By Maggie Fick and Jacob Gronholt-Pedersen
COPENHAGEN (Reuters) – Novo Nordisk reported forecast-beating third-quarter sales of its popular Wegovy weight-loss drug on Wednesday, reassuring investors worried that demand was slowing and it could lose the race in the fast-growing obesity drug market.
Shares in Novo Nordisk, which competes with Eli Lilly in an obesity drug market that some analysts forecast could be worth about $150 billion by the early 2030s, rose nearly 9% before reversing course later in the day to trade down 2%.
The share price jump had added around $40 billion to the company’s market value.
Sales of Wegovy totalled 17.3 billion Danish crowns ($2.5 billion) in the third quarter, ahead of the 15.9 billion expected by analysts in a company-compiled consensus and up 48% from the previous quarter.
The Danish drugmaker said it has tripled Wegovy production over the last three years and will continue to ramp up at the same pace.
“We still have a situation where there are far more patients who would like to have the treatment than what both Eli Lilly and we can supply,” CEO Lars Fruergaard Jorgensen told Reuters.
But total group sales, which rose 21% to 71.3 billion crowns, came below the 72.3 billion crowns expected by analysts due to weaker-than-expected diabetes drug Ozempic sales.
Novo said U.S. sales growth was hurt by the phasing out of rebates – volume-based discounts negotiated by pharmaceutical companies with U.S. pharmacy benefit managers – in 2023.

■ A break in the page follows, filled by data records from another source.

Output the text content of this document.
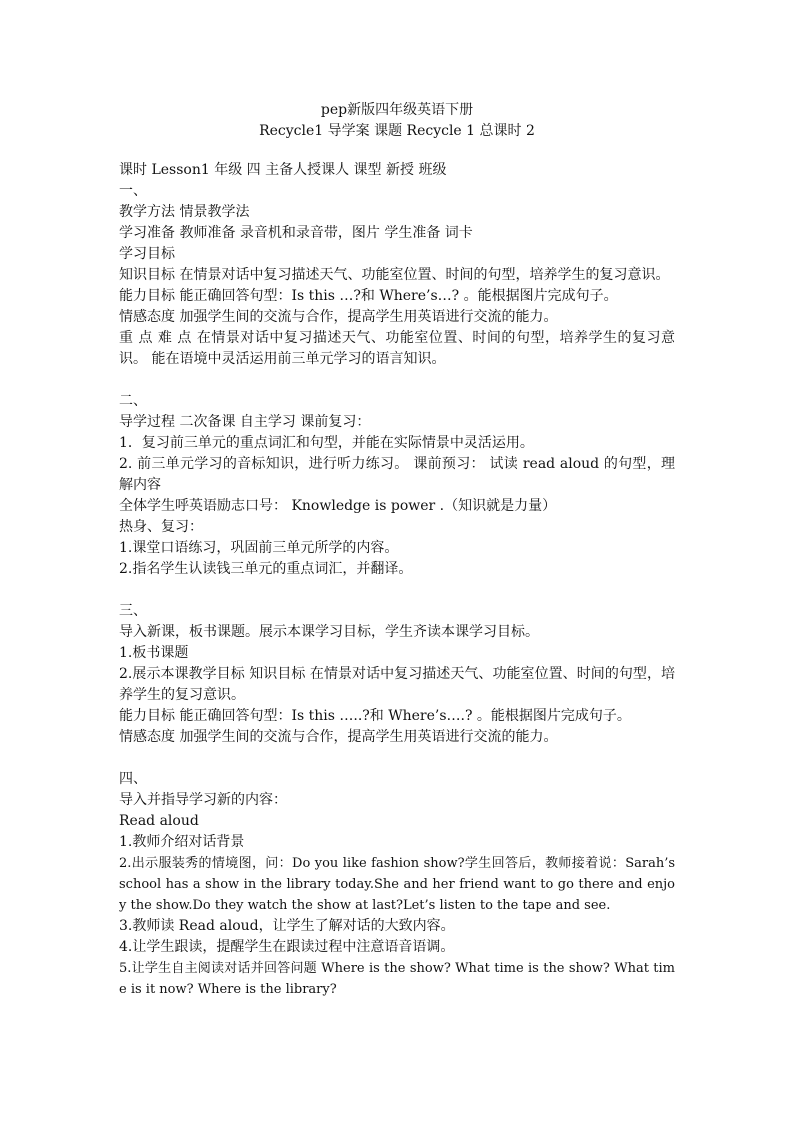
pep新版四年级英语下册
Recycle1 导学案 课题 Recycle 1 总课时 2
课时 Lesson1 年级 四 主备人授课人 课型 新授 班级
一、
教学方法 情景教学法
学习准备 教师准备 录音机和录音带，图片 学生准备 词卡
学习目标
知识目标 在情景对话中复习描述天气、功能室位置、时间的句型，培养学生的复习意识。
能力目标 能正确回答句型：Is this …?和 Where’s…? 。能根据图片完成句子。
情感态度 加强学生间的交流与合作，提高学生用英语进行交流的能力。
重 点 难 点 在情景对话中复习描述天气、功能室位置、时间的句型，培养学生的复习意识。 能在语境中灵活运用前三单元学习的语言知识。
二、
导学过程 二次备课 自主学习 课前复习：
1．复习前三单元的重点词汇和句型，并能在实际情景中灵活运用。
2. 前三单元学习的音标知识，进行听力练习。 课前预习： 试读 read aloud 的句型，理解内容
全体学生呼英语励志口号： Knowledge is power .（知识就是力量）
热身、复习：
1.课堂口语练习，巩固前三单元所学的内容。
2.指名学生认读钱三单元的重点词汇，并翻译。
三、
导入新课，板书课题。展示本课学习目标，学生齐读本课学习目标。
1.板书课题
2.展示本课教学目标 知识目标 在情景对话中复习描述天气、功能室位置、时间的句型，培养学生的复习意识。
能力目标 能正确回答句型：Is this …..?和 Where’s….? 。能根据图片完成句子。
情感态度 加强学生间的交流与合作，提高学生用英语进行交流的能力。
四、
导入并指导学习新的内容：
Read aloud
1.教师介绍对话背景
2.出示服装秀的情境图，问：Do you like fashion show?学生回答后，教师接着说：Sarah’s school has a show in the library today.She and her friend want to go there and enjoy the show.Do they watch the show at last?Let’s listen to the tape and see.
3.教师读 Read aloud，让学生了解对话的大致内容。
4.让学生跟读，提醒学生在跟读过程中注意语音语调。
5.让学生自主阅读对话并回答问题 Where is the show? What time is the show? What time is it now? Where is the library?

Investors had feared the drugmaker would cut its outlook on Wednesday, so the third-quarter results came as somewhat of a relief, said Terence McManus, fund manager at Switzerland’s Bellevue Asset Management, which holds Novo shares.

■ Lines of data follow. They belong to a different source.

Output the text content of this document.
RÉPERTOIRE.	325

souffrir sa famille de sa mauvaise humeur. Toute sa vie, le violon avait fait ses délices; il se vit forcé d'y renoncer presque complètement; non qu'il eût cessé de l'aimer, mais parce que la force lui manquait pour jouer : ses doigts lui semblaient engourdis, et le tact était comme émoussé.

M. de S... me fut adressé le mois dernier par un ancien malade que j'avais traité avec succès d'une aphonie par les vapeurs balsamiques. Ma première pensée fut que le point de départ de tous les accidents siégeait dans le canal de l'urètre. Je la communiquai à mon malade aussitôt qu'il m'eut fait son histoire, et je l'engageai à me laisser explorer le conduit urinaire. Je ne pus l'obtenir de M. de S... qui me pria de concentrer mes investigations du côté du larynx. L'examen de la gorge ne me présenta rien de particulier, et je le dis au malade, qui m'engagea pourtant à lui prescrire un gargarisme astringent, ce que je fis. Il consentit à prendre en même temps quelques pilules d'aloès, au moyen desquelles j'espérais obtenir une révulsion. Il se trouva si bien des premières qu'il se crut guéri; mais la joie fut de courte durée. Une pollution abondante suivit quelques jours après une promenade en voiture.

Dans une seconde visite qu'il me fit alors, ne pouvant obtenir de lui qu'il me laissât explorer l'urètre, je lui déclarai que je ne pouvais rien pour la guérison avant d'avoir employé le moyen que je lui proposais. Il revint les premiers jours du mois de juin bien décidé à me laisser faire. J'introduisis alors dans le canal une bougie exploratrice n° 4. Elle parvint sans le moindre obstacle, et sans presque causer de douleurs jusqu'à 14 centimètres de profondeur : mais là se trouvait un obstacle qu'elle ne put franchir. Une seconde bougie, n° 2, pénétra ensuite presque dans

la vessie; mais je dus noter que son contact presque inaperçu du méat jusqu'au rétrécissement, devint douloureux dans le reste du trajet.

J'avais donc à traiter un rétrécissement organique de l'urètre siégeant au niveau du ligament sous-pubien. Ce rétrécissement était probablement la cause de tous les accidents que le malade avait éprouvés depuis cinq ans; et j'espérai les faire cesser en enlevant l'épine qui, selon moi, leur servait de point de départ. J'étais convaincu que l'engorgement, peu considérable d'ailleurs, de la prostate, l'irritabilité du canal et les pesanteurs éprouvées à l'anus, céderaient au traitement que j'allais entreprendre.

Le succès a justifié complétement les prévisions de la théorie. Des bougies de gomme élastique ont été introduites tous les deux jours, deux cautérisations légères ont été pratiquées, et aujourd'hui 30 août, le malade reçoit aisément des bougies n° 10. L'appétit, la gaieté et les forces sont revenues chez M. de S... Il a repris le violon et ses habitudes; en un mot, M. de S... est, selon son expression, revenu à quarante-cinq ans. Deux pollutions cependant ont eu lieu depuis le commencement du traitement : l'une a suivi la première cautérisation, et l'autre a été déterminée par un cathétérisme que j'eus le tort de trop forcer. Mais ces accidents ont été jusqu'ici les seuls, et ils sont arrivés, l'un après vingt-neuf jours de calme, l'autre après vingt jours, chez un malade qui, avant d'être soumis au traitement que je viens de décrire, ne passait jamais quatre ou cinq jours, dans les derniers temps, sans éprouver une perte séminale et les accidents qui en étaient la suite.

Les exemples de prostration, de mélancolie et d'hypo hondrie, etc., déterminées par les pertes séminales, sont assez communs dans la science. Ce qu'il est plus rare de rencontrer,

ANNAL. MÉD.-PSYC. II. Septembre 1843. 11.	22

“However, we don’t see these results as an all-clear signal on the stock,” he said.
The company is due to release data before the end of this year from a late-stage trial of CagriSema, a two-drug combination obesity treatment that like Wegovy is injected.

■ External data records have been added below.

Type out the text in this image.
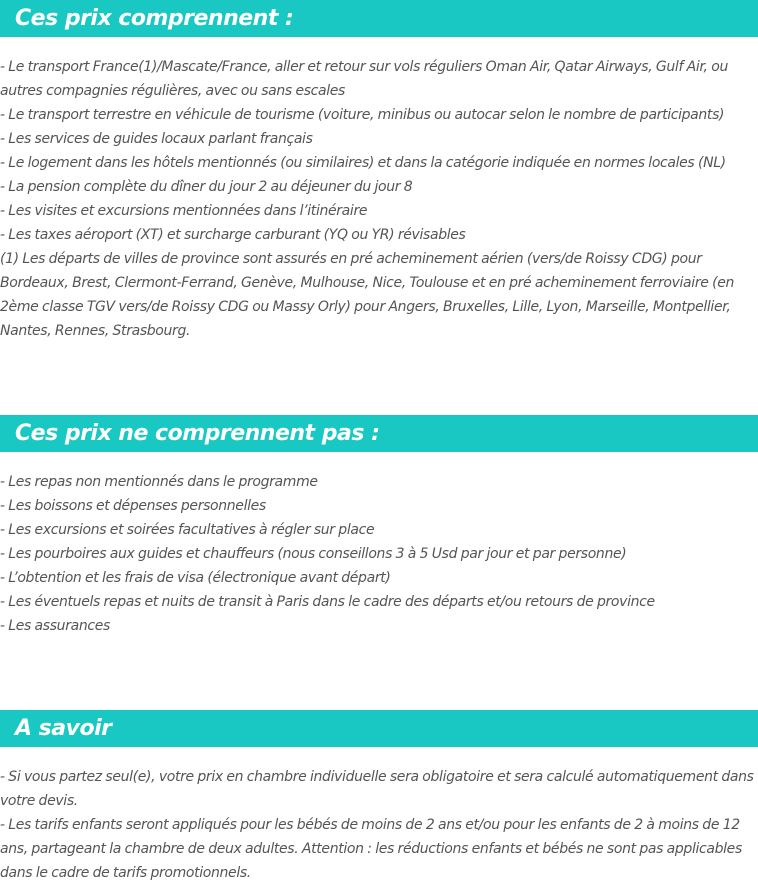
Ces prix comprennent :
- Le transport France(1)/Mascate/France, aller et retour sur vols réguliers Oman Air, Qatar Airways, Gulf Air, ou autres compagnies régulières, avec ou sans escales
- Le transport terrestre en véhicule de tourisme (voiture, minibus ou autocar selon le nombre de participants)
- Les services de guides locaux parlant français
- Le logement dans les hôtels mentionnés (ou similaires) et dans la catégorie indiquée en normes locales (NL)
- La pension complète du dîner du jour 2 au déjeuner du jour 8
- Les visites et excursions mentionnées dans l’itinéraire
- Les taxes aéroport (XT) et surcharge carburant (YQ ou YR) révisables
(1) Les départs de villes de province sont assurés en pré acheminement aérien (vers/de Roissy CDG) pour Bordeaux, Brest, Clermont-Ferrand, Genève, Mulhouse, Nice, Toulouse et en pré acheminement ferroviaire (en 2ème classe TGV vers/de Roissy CDG ou Massy Orly) pour Angers, Bruxelles, Lille, Lyon, Marseille, Montpellier, Nantes, Rennes, Strasbourg.
Ces prix ne comprennent pas :
- Les repas non mentionnés dans le programme
- Les boissons et dépenses personnelles
- Les excursions et soirées facultatives à régler sur place
- Les pourboires aux guides et chauffeurs (nous conseillons 3 à 5 Usd par jour et par personne)
- L’obtention et les frais de visa (électronique avant départ)
- Les éventuels repas et nuits de transit à Paris dans le cadre des départs et/ou retours de province
- Les assurances
A savoir
- Si vous partez seul(e), votre prix en chambre individuelle sera obligatoire et sera calculé automatiquement dans votre devis.
- Les tarifs enfants seront appliqués pour les bébés de moins de 2 ans et/ou pour les enfants de 2 à moins de 12 ans, partageant la chambre de deux adultes. Attention : les réductions enfants et bébés ne sont pas applicables dans le cadre de tarifs promotionnels.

Novo expects CagriSema to lead to weight loss of 25%, compared with Wegovy’s 15%, a result which analysts say is a must-win for Novo’s obesity-tackling investment case.
The Wegovy sales beat was a relief, though pricing pressure in the United States was slightly worse than they expected, analysts said.
Investors were nervous ahead of the results, after U.S. rival Eli Lilly last week posted results for its weight-loss drug Zepbound sales that fell short of expectations.
“Following the sobering third-quarter Eli Lilly numbers, it seems that investors are increasingly regaining hope for both of the leading obesity players,” Alexander Jenke, a portfolio manager at Medical Strategy in Munich, told Reuters.
Wegovy and Zepbound are part of a class of drugs that mimic an intestinal hormone called GLP-1, either on their own or in combination with compounds that target a second hormone to create a sense of fullness and reduce appetite.
Novo’s leading position in obesity drugs, coupled with ferocious demand which has outpaced supplies, helped make it Europe’s biggest company by market capitalisation last year. It is now worth $489 billion, but has lost 28% of its value since peaking in June.
OUTLOOK
Jorgensen said the company was lifting curbs on Wegovy prescriptions in the United States, and that the slower pace of weekly U.S. prescriptions in the last couple of months was due to lower starter doses being supplied into the market.
“You can find different periods of times where you can say it’s plateauing but it’s not because of plateaued demand, it’s simply because of the supply into the market,” he said.
Novo has now launched Wegovy in at least 16 countries, it said, but declined to name the additional nations since August when the company said it was in 12 countries.
The drugmaker said it now expects sales growth this year of between 23% and 27% in local currencies, compared to the previously guided range for 22% to 28% growth.
The outlook reflected continued pricing pressure on its obesity and diabetes drugs and the costs of investing in expanding output of its existing drugs as well as in its pipeline of next generation obesity drugs, it said.
Operating profit growth this year is now seen at between 21% and 27% in local currencies, compared to its previous forecast of 20% to 28%.